È vero che con quegli incentivi sono stati finanziati oltre 400mila
impianti fotovoltaici; ma quattro quinti della potenza installata è esclusa
dallo «scambio sul posto»; cioè l’energia prodotta non è asservita a un
fabbisogno locale, ma va tutta in rete: a costi maggiori di quella generata da
impianti termici e, per lo più, dopo aver espiantato campi e frutteti per
ricoprire intere vallate di assai più redditizi (grazie agli incentivi) pannelli
solari. Peggio, il paese si sta riempiendo di impianti a biomassa, alimentati
non da residui agroforestali di prossimità, ma da olio di palma importato da
Indonesia e Madagascar; o da mais sottratto all’alimentazione umana e animale.
Per di più, quasi tutti quegli impianti sono importati, mentre in Italia chiude
– e continuerà a chiudere – uno stabilimento metalmeccanico dopo l’altro; perché
si è lasciato che fosse il mercato – che è solo, e sempre più, speculazione – a
decidere come e dove impiegare i fondi degli incentivi.
Ecco allora una soluzione. I nuovi incentivi devono essere inquadrati in
una programmazione energetica nazionale che vincoli la loro concessione a un
coinvolgimento diretto di quegli enti locali, Asl comprese, che si faranno
carico di promuovere, raccogliere e organizzare la domanda di nuovi impianti sul
loro territorio.

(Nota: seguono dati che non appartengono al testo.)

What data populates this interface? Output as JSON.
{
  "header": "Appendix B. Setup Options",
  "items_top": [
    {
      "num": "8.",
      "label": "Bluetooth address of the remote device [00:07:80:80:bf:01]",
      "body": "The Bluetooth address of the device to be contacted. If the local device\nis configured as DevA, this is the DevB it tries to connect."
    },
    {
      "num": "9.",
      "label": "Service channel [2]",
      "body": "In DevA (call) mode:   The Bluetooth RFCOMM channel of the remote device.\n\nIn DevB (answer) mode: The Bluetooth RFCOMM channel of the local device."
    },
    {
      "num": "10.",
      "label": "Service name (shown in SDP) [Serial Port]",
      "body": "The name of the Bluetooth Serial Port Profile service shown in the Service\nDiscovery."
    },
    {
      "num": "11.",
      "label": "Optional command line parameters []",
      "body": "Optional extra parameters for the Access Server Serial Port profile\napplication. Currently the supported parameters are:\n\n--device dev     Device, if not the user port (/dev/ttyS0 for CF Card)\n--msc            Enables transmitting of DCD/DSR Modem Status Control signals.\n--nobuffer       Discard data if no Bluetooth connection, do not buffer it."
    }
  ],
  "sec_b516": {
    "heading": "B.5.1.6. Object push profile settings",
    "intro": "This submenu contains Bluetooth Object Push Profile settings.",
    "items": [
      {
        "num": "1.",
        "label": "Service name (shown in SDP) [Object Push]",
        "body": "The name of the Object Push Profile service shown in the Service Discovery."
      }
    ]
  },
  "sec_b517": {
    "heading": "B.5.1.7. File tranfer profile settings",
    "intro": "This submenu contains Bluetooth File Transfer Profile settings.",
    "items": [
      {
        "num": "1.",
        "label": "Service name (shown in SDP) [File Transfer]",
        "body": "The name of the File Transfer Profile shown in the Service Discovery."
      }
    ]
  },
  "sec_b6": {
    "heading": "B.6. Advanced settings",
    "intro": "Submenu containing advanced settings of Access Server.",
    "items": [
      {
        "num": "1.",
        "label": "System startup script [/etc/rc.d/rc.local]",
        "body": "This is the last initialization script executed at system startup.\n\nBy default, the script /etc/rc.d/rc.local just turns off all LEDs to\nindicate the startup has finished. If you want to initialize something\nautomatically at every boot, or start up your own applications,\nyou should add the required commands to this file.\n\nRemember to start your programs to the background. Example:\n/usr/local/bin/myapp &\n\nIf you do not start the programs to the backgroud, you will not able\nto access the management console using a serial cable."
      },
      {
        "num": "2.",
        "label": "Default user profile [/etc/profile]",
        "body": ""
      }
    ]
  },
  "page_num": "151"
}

Una programmazione che preveda anche il coinvolgimento
societario degli enti locali nella riconversione delle fabbriche destinate alla
dismissione, prima che il processo imbocchi un cammino irreversibile. Se il loro
proprietario non sa più che cosa farsene, che ceda gli impianti a chi ha
interesse alla loro esistenza e alla loro conversione. Un progetto del genere
può riguardare tutte le fonti rinnovabili ma anche misure di risparmio
energetico: per esempio produzione di infissi, di regolatori di flusso, di pompe
di calore e, soprattutto, di impianti di micro cogenerazione, come quelli che
Fiat aveva messo a punto e poi abbandonato quarant’anni fa (il Totem) e che oggi
ha ripreso con successo la Volkswagen. Quest’idea vìola le regole del libero
mercato? Forse. Comunque la Volkswagen le ha aggirate mettendosi in società con
distributori di energia elettrica.
Dunque, si può fare anche in Italia. Cominciando a mettere insieme
maestranze e sindacati degli stabilimenti a rischio con le imprese interessate a
una generazione energetica locale; e con i loro tecnici, gli esperti della
materia (università e centri di ricerca), la cittadinanza attiva e le
amministrazioni dei comuni disposti a farsi coinvolgere in un progetto del
genere.
Una piattaforma con questi progetti, una volta che siano stati messi a
punto in termini generali, potrà essere presentata al governo – questo o il
prossimo – ma soprattutto dovrebbe entrare in un programma elettorale e di
governo sostenuto dalle forze e dalle istituzioni che vi si riconoscono. Ed
essere sostenuta da una mobilitazione generale. In sostanza: si tratta di non
delegare al governo la redazione di un piano energetico, ma di elaborarlo dal
basso, mobilitando su interessi concreti tutti coloro che possono essere
coinvolti e costruendo per questa via le forze per cercare di imporlo con la
lotta.
Un discorso analogo si potrebbe fare per la mobilità, rimettendo in pista
la domanda di autobus, treni locali e traghetti per il trasporto merci lungo le
«vie del mare»; o per l’edilizia; o per la salvaguardia del territorio;
ecc.
Terzo, qui arriva il tema Tav, Tem e le decine di altri progetti di Grandi
Opere in cantiere. Per finanziarle, dopo aver sottratto fondi a pensioni e
servizi pubblici locali, Passera ha deciso di dare l’assalto alla Cassa Depositi
e Prestiti: una specie di banca, finanziata dai depositi postali, che ha 300
miliardi di risorse utilizzabili. Era stata creata per finanziare gli
investimenti degli enti locali; invece è stata privatizzata e oggi il governo
conta di utilizzarla per finanziare quelle Grandi Opere devastanti che nessuna
banca vuole più finanziare se non ha la certezza che i soldi, alla fine, li
metterà lo stato.
La Cassa Depositi e Prestiti è fuori dal perimetro della finanza pubblica e
per questo il governo pensa di poterla utilizzare senza aumentare il debito.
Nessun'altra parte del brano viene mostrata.